California adding nearly 1,400 firefighters, including 70 in North Bay, as state weathers another dry year

An unusually dry winter stokes fears of another devastating wildfire season.|

SACRAMENTO — California will hire nearly 1,400 additional firefighters as an unusually dry winter stokes fears of another devastating wildfire season, Gov. Gavin Newsom announced Tuesday.

California depends on snowfall in the mountains for much of its water. But the latest snow survey recorded a statewide “snow water equivalent” of just 15 inches, or about 54% of average for April 1, when the state's snowpack is the deepest.

The state had a similarly dry winter last year. What followed was a record-setting wildfire season where more than 4% of the state’s land burned, destroying nearly 10,500 buildings and killing 33 people.

Tuesday, Newsom said he was using his emergency authority to spend $80.74 million to hire 1,399 additional firefighters at the California Department of Forestry and Fire Protection, better known as Cal Fire. More than 19,000 firefighters battled blazes in California last year.

“We aren’t just waiting for the next crisis to hit — this funding will support our heroic firefighters to save lives as they work to prevent and tackle destructive wildfires,” Newsom said in a news release.

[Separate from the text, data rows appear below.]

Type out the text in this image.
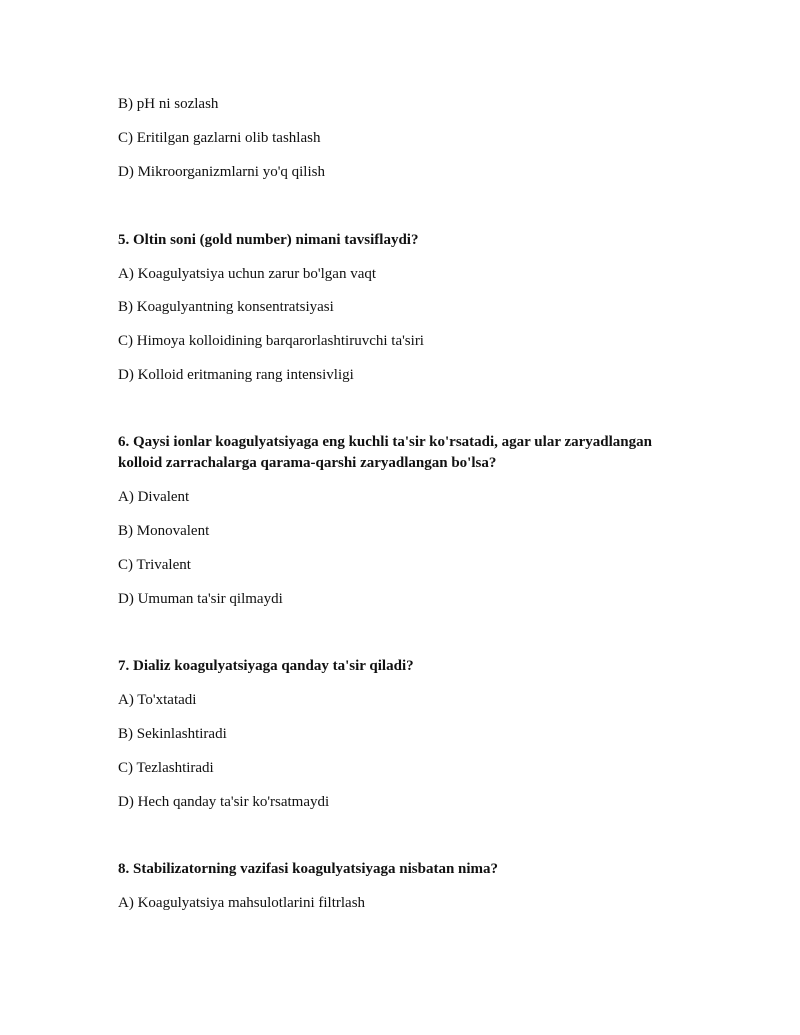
B) pH ni sozlash
C) Eritilgan gazlarni olib tashlash
D) Mikroorganizmlarni yo'q qilish
5. Oltin soni (gold number) nimani tavsiflaydi?
A) Koagulyatsiya uchun zarur bo'lgan vaqt
B) Koagulyantning konsentratsiyasi
C) Himoya kolloidining barqarorlashtiruvchi ta'siri
D) Kolloid eritmaning rang intensivligi
6. Qaysi ionlar koagulyatsiyaga eng kuchli ta'sir ko'rsatadi, agar ular zaryadlangan
kolloid zarrachalarga qarama-qarshi zaryadlangan bo'lsa?
A) Divalent
B) Monovalent
C) Trivalent
D) Umuman ta'sir qilmaydi
7. Dializ koagulyatsiyaga qanday ta'sir qiladi?
A) To'xtatadi
B) Sekinlashtiradi
C) Tezlashtiradi
D) Hech qanday ta'sir ko'rsatmaydi
8. Stabilizatorning vazifasi koagulyatsiyaga nisbatan nima?
A) Koagulyatsiya mahsulotlarini filtrlash
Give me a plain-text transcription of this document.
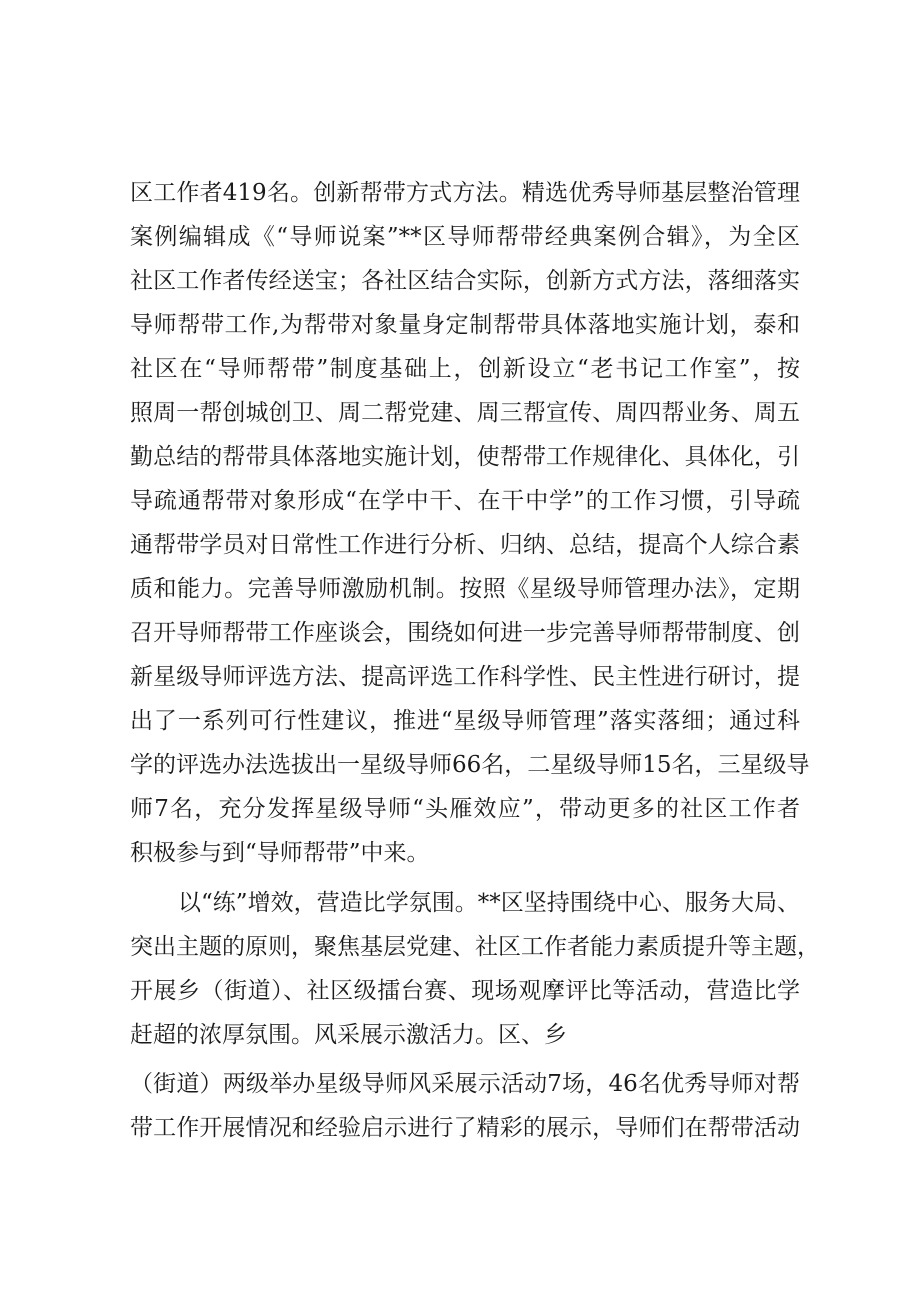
区工作者419名。创新帮带方式方法。精选优秀导师基层整治管理
案例编辑成《“导师说案”**区导师帮带经典案例合辑》，为全区
社区工作者传经送宝；各社区结合实际，创新方式方法，落细落实
导师帮带工作,为帮带对象量身定制帮带具体落地实施计划，泰和
社区在“导师帮带”制度基础上，创新设立“老书记工作室”，按
照周一帮创城创卫、周二帮党建、周三帮宣传、周四帮业务、周五
勤总结的帮带具体落地实施计划，使帮带工作规律化、具体化，引
导疏通帮带对象形成“在学中干、在干中学”的工作习惯，引导疏
通帮带学员对日常性工作进行分析、归纳、总结，提高个人综合素
质和能力。完善导师激励机制。按照《星级导师管理办法》，定期
召开导师帮带工作座谈会，围绕如何进一步完善导师帮带制度、创
新星级导师评选方法、提高评选工作科学性、民主性进行研讨，提
出了一系列可行性建议，推进“星级导师管理”落实落细；通过科
学的评选办法选拔出一星级导师66名，二星级导师15名，三星级导
师7名，充分发挥星级导师“头雁效应”，带动更多的社区工作者
积极参与到“导师帮带”中来。
以“练”增效，营造比学氛围。**区坚持围绕中心、服务大局、
突出主题的原则，聚焦基层党建、社区工作者能力素质提升等主题，
开展乡（街道）、社区级擂台赛、现场观摩评比等活动，营造比学
赶超的浓厚氛围。风采展示激活力。区、乡
（街道）两级举办星级导师风采展示活动7场，46名优秀导师对帮
带工作开展情况和经验启示进行了精彩的展示，导师们在帮带活动
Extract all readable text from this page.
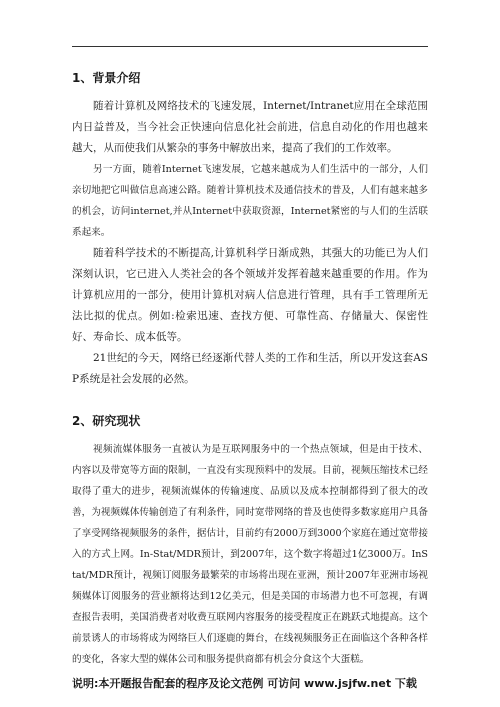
1、背景介绍

随着计算机及网络技术的飞速发展，Internet/Intranet应用在全球范围内日益普及，当今社会正快速向信息化社会前进，信息自动化的作用也越来越大，从而使我们从繁杂的事务中解放出来，提高了我们的工作效率。

另一方面，随着Internet飞速发展，它越来越成为人们生活中的一部分，人们亲切地把它叫做信息高速公路。随着计算机技术及通信技术的普及，人们有越来越多的机会，访问internet,并从Internet中获取资源，Internet紧密的与人们的生活联系起来。

随着科学技术的不断提高,计算机科学日渐成熟，其强大的功能已为人们深刻认识，它已进入人类社会的各个领域并发挥着越来越重要的作用。作为计算机应用的一部分，使用计算机对病人信息进行管理，具有手工管理所无法比拟的优点。例如:检索迅速、查找方便、可靠性高、存储量大、保密性好、寿命长、成本低等。

21世纪的今天，网络已经逐渐代替人类的工作和生活，所以开发这套ASP系统是社会发展的必然。

2、研究现状

视频流媒体服务一直被认为是互联网服务中的一个热点领域，但是由于技术、内容以及带宽等方面的限制，一直没有实现预料中的发展。目前，视频压缩技术已经取得了重大的进步，视频流媒体的传输速度、品质以及成本控制都得到了很大的改善，为视频媒体传输创造了有利条件，同时宽带网络的普及也使得多数家庭用户具备了享受网络视频服务的条件，据估计，目前约有2000万到3000个家庭在通过宽带接入的方式上网。In-Stat/MDR预计，到2007年，这个数字将超过1亿3000万。InStat/MDR预计，视频订阅服务最繁荣的市场将出现在亚洲，预计2007年亚洲市场视频媒体订阅服务的营业额将达到12亿美元，但是美国的市场潜力也不可忽视，有调查报告表明，美国消费者对收费互联网内容服务的接受程度正在跳跃式地提高。这个前景诱人的市场将成为网络巨人们逐鹿的舞台，在线视频服务正在面临这个各种各样的变化，各家大型的媒体公司和服务提供商都有机会分食这个大蛋糕。

说明:本开题报告配套的程序及论文范例 可访问 www.jsjfw.net 下载
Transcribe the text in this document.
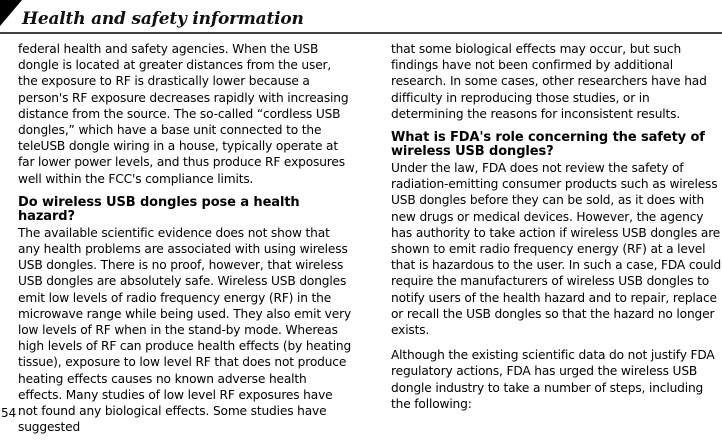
Health and safety information

federal health and safety agencies. When the USB dongle is located at greater distances from the user, the exposure to RF is drastically lower because a person's RF exposure decreases rapidly with increasing distance from the source. The so-called “cordless USB dongles,” which have a base unit connected to the teleUSB dongle wiring in a house, typically operate at far lower power levels, and thus produce RF exposures well within the FCC's compliance limits.

Do wireless USB dongles pose a health hazard?

The available scientific evidence does not show that any health problems are associated with using wireless USB dongles. There is no proof, however, that wireless USB dongles are absolutely safe. Wireless USB dongles emit low levels of radio frequency energy (RF) in the microwave range while being used. They also emit very low levels of RF when in the stand-by mode. Whereas high levels of RF can produce health effects (by heating tissue), exposure to low level RF that does not produce heating effects causes no known adverse health effects. Many studies of low level RF exposures have not found any biological effects. Some studies have suggested

that some biological effects may occur, but such findings have not been confirmed by additional research. In some cases, other researchers have had difficulty in reproducing those studies, or in determining the reasons for inconsistent results.

What is FDA's role concerning the safety of wireless USB dongles?

Under the law, FDA does not review the safety of radiation-emitting consumer products such as wireless USB dongles before they can be sold, as it does with new drugs or medical devices. However, the agency has authority to take action if wireless USB dongles are shown to emit radio frequency energy (RF) at a level that is hazardous to the user. In such a case, FDA could require the manufacturers of wireless USB dongles to notify users of the health hazard and to repair, replace or recall the USB dongles so that the hazard no longer exists.

Although the existing scientific data do not justify FDA regulatory actions, FDA has urged the wireless USB dongle industry to take a number of steps, including the following:

54
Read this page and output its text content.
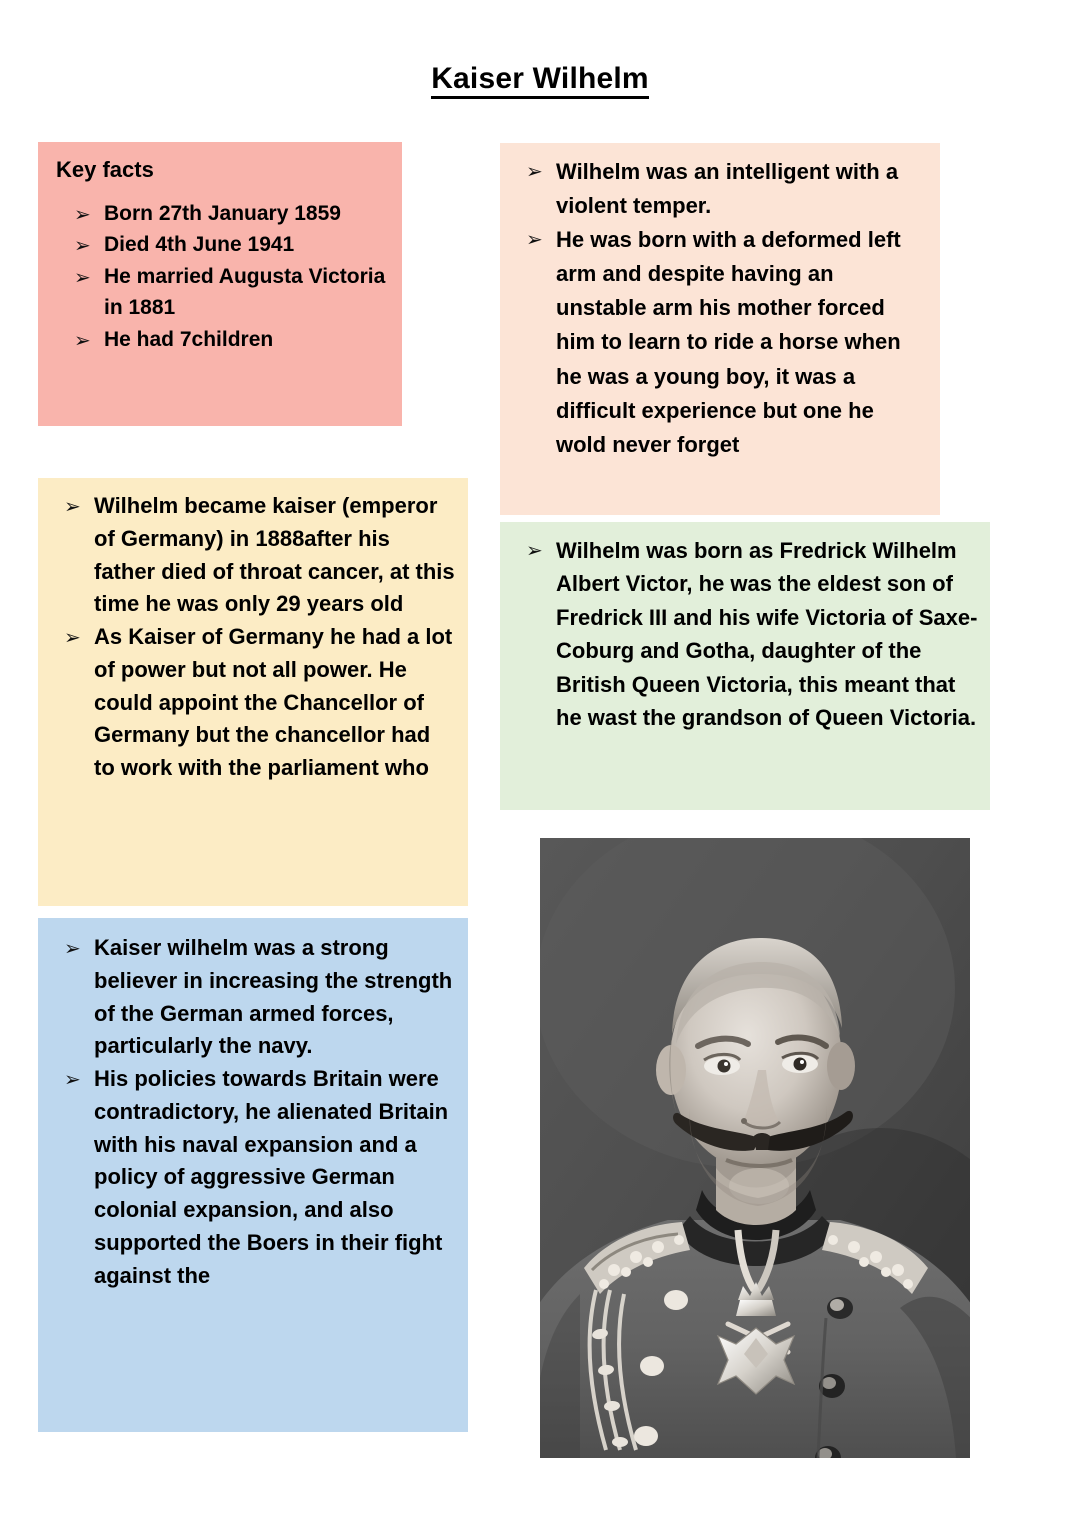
Kaiser Wilhelm
Key facts
➢ Born 27th January 1859
➢ Died 4th June 1941
➢ He married Augusta Victoria in 1881
➢ He had 7children
➢ Wilhelm became kaiser (emperor of Germany) in 1888after his father died of throat cancer, at this time he was only 29 years old
➢ As Kaiser of Germany he had a lot of power but not all power. He could appoint the Chancellor of Germany but the chancellor had to work with the parliament who
➢ Kaiser wilhelm was a strong believer in increasing the strength of the German armed forces, particularly the navy.
➢ His policies towards Britain were contradictory, he alienated Britain with his naval expansion and a policy of aggressive German colonial expansion, and also supported the Boers in their fight against the
➢ Wilhelm was an intelligent with a violent temper.
➢ He was born with a deformed left arm and despite having an unstable arm his mother forced him to learn to ride a horse when he was a young boy, it was a difficult experience but one he wold never forget
➢ Wilhelm was born as Fredrick Wilhelm Albert Victor, he was the eldest son of Fredrick III and his wife Victoria of Saxe-Coburg and Gotha, daughter of the British Queen Victoria, this meant that he wast the grandson of Queen Victoria.
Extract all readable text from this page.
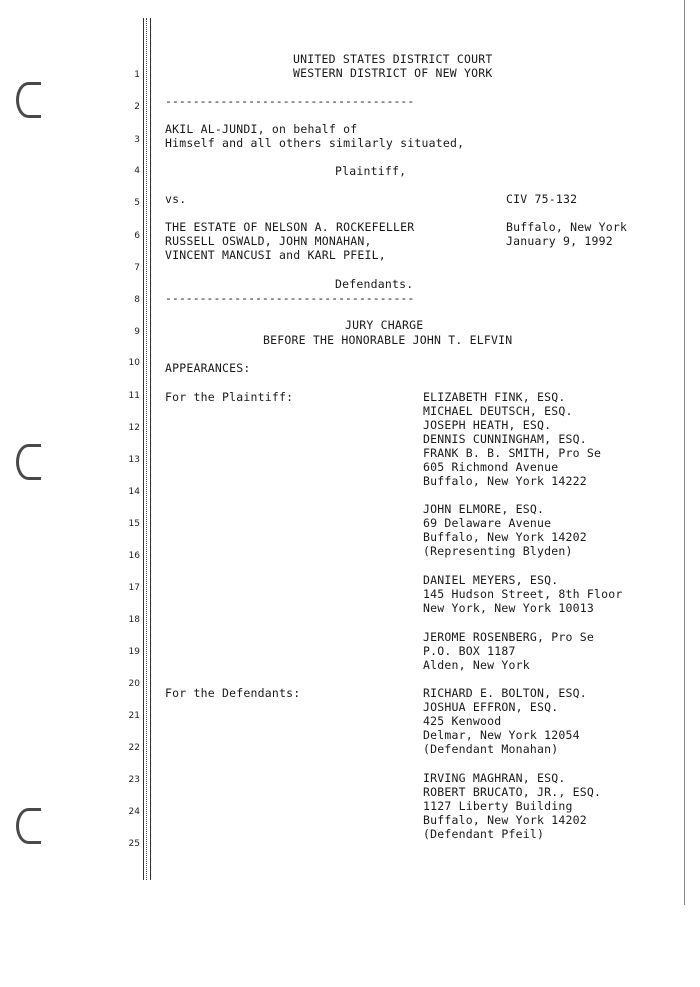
1
2
3
4
5
6
7
8
9
10
11
12
13
14
15
16
17
18
19
20
21
22
23
24
25
UNITED STATES DISTRICT COURT
WESTERN DISTRICT OF NEW YORK
------------------------------------
AKIL AL-JUNDI, on behalf of
Himself and all others similarly situated,
Plaintiff,
vs.	CIV 75-132
THE ESTATE OF NELSON A. ROCKEFELLER
RUSSELL OSWALD, JOHN MONAHAN,
VINCENT MANCUSI and KARL PFEIL,
Buffalo, New York
January 9, 1992
Defendants.
------------------------------------
JURY CHARGE
BEFORE THE HONORABLE JOHN T. ELFVIN
APPEARANCES:
For the Plaintiff:	ELIZABETH FINK, ESQ.
MICHAEL DEUTSCH, ESQ.
JOSEPH HEATH, ESQ.
DENNIS CUNNINGHAM, ESQ.
FRANK B. B. SMITH, Pro Se
605 Richmond Avenue
Buffalo, New York 14222
JOHN ELMORE, ESQ.
69 Delaware Avenue
Buffalo, New York 14202
(Representing Blyden)
DANIEL MEYERS, ESQ.
145 Hudson Street, 8th Floor
New York, New York 10013
JEROME ROSENBERG, Pro Se
P.O. BOX 1187
Alden, New York
For the Defendants:	RICHARD E. BOLTON, ESQ.
JOSHUA EFFRON, ESQ.
425 Kenwood
Delmar, New York 12054
(Defendant Monahan)
IRVING MAGHRAN, ESQ.
ROBERT BRUCATO, JR., ESQ.
1127 Liberty Building
Buffalo, New York 14202
(Defendant Pfeil)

Most of the new firefighters will be seasonal through June 30. Newsom said Cal Fire will assign 1,256 firefighters to eight understaffed fire crews.

Another 24 firefighters will join the California National Guard hand crews who work to get rid of dead trees and other brush that fuel fires. Newsom said 119 firefighters will join crews trained to drop in wildfire zones via helicopter.

For Cal Fire’s Sonoma-Lake-Napa unit, that will bring an added 70 personnel to the normal seasonal bank of 174 seasonal firefighters, according to Cal Fire’s Sonoma County Division Chief Ben Nicholls.

Those positions will go toward rebuilding a 40-person hand crew team that operated on a temporary basis last fire season, in part to backfill for a reduction in inmate firefighting crews.

Several new hires will bolster the team at the Boggs Mountain helitack base in Lake County, where they are expecting to receive one of Cal Fire’s sleek new twin-engine helicopters that can carry more people.

The remainder will go toward staffing engines, allowing for an earlier reopening of the Cal Fire station in Geyserville. Nicholls said the agency hopes to have those personnel brought on by the last week of April.

Nicholls said fire activity has already been alarming for this time of year, noting a nearly 900-acre blaze in Siskiyou County.

“The conditions out there with the wind we’re having and the temps we’re having are driving those fuels to cure out sooner than we’d like,” Nicholls said.

While Newsom’s moves will bolster the state’s seasonal firefighting crews, the state’s two U.S. senators and nearly two dozen of its Congressional representatives asked the Biden administration on Monday to establish a year-round wildland firefighting force.

California’s peak wildfire season typically runs from the summer through late fall. But wildfires can happen anytime, especially in dry weather conditions. A fire in Siskiyou County near the Oregon border that started on Saturday burned 1.3 square miles before it was contained, according to Cal Fire.

Press Democrat Staff Writer Julie Johnson contributed to this report.